London’s businesses support stronger councils within the capital

The government’s ‘devolution revolution’ across England is welcome, if a tad late. Giving more powers to local decision makers in various city regions will unlock potential for future prosperity.

However Whitehall has largely left London out of the process, perhaps because our city has a mayor and assembly but that would ignore that London’s devolutionary settlement, enacted in 2000, is unfinished business.

Charisma aside, our two mayors have been relatively weak in terms of powers, compared to the mayoralties of New York or Tokyo. This matters a lot and not only because of international prestige.


London is on course towards ‘megacity’ status. By 2020, nine million people will be living and working in the capital; 10 million by 2030. This is a sign of success but it will put pressure on the capital’s transport and housing. Our polling surveys reveal that London businesses are already enduring the impacts. Staff recruitment and retention, punctuality and productivity are all affected by increasing numbers of workers having to live in outer London areas or beyond due to limited housing, facing lengthy commutes.
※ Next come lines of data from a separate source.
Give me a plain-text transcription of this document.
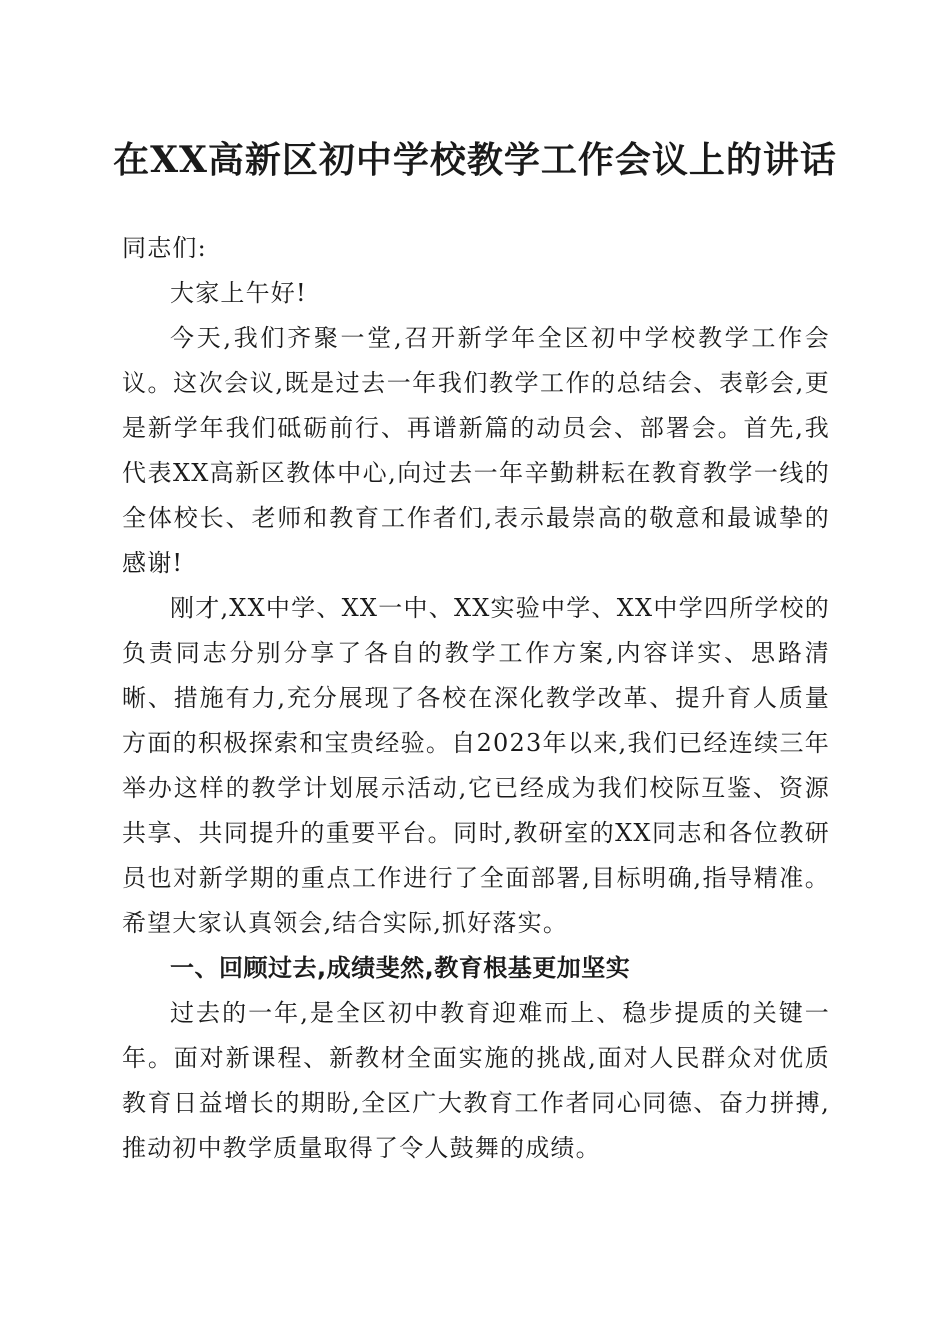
在XX高新区初中学校教学工作会议上的讲话

同志们:

大家上午好!

今天,我们齐聚一堂,召开新学年全区初中学校教学工作会议。这次会议,既是过去一年我们教学工作的总结会、表彰会,更是新学年我们砥砺前行、再谱新篇的动员会、部署会。首先,我代表XX高新区教体中心,向过去一年辛勤耕耘在教育教学一线的全体校长、老师和教育工作者们,表示最崇高的敬意和最诚挚的感谢!

刚才,XX中学、XX一中、XX实验中学、XX中学四所学校的负责同志分别分享了各自的教学工作方案,内容详实、思路清晰、措施有力,充分展现了各校在深化教学改革、提升育人质量方面的积极探索和宝贵经验。自2023年以来,我们已经连续三年举办这样的教学计划展示活动,它已经成为我们校际互鉴、资源共享、共同提升的重要平台。同时,教研室的XX同志和各位教研员也对新学期的重点工作进行了全面部署,目标明确,指导精准。希望大家认真领会,结合实际,抓好落实。

一、回顾过去,成绩斐然,教育根基更加坚实

过去的一年,是全区初中教育迎难而上、稳步提质的关键一年。面对新课程、新教材全面实施的挑战,面对人民群众对优质教育日益增长的期盼,全区广大教育工作者同心同德、奋力拼搏,推动初中教学质量取得了令人鼓舞的成绩。
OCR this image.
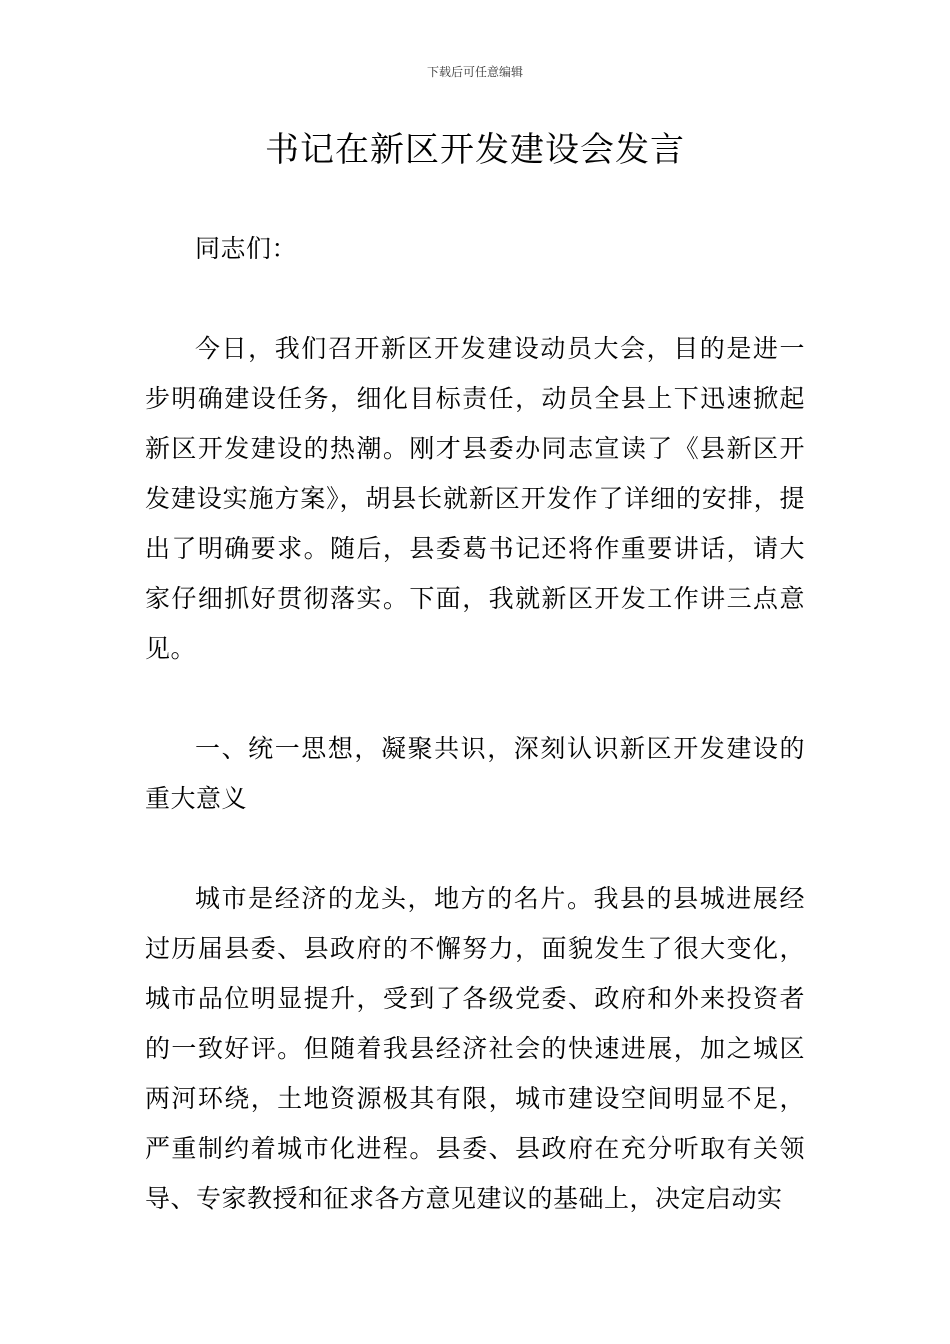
下载后可任意编辑
书记在新区开发建设会发言

同志们：

今日，我们召开新区开发建设动员大会，目的是进一步明确建设任务，细化目标责任，动员全县上下迅速掀起新区开发建设的热潮。刚才县委办同志宣读了《县新区开发建设实施方案》，胡县长就新区开发作了详细的安排，提出了明确要求。随后，县委葛书记还将作重要讲话，请大家仔细抓好贯彻落实。下面，我就新区开发工作讲三点意见。

一、统一思想，凝聚共识，深刻认识新区开发建设的重大意义

城市是经济的龙头，地方的名片。我县的县城进展经过历届县委、县政府的不懈努力，面貌发生了很大变化，城市品位明显提升，受到了各级党委、政府和外来投资者的一致好评。但随着我县经济社会的快速进展，加之城区两河环绕，土地资源极其有限，城市建设空间明显不足，严重制约着城市化进程。县委、县政府在充分听取有关领导、专家教授和征求各方意见建议的基础上，决定启动实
London’s mayor has to face these challenges within a legislative framework formulated 16 years ago. In many instances the mayor had to go to Whitehall to make the case to be permitted to do this or that. No other global city has to endure that. This month, London will elect a new mayor. This is an opportunity to renew London’s devolutionary settlement.

Retaining more London-generated taxes and securing new competencies will be key; London retains seven per cent of London taxes compared to New York’s 50 per cent. The new mayor could begin the process of persuading Whitehall of the potential for fiscal devolution by commissioning an update of the London Finance Commission report.

The new mayor will want to harness London boroughs’ creativity and energy to engage Whitehall on future needs. Regular reviews by central government of borrowing limits for the Greater London Authority and councils may be a point to explore.


As devolution spreads across England, there is merit in exploring how clusters of combined authorities could drive greater economic cooperation across London. The 2009 act creating combined authorities does not apply to London but, where appropriate, an initial voluntary pooling of ideas and resources may feed into any review of future London governance.

Some believe that more powers for London could mean less money flowing to the rest of the UK but it would be of significant benefit to the wider UK. A stronger London economy would enhance various London-linked procurement and supply chains throughout UK cities and regions and boost employment. Giving London the powers to grow means creating opportunity across the whole country.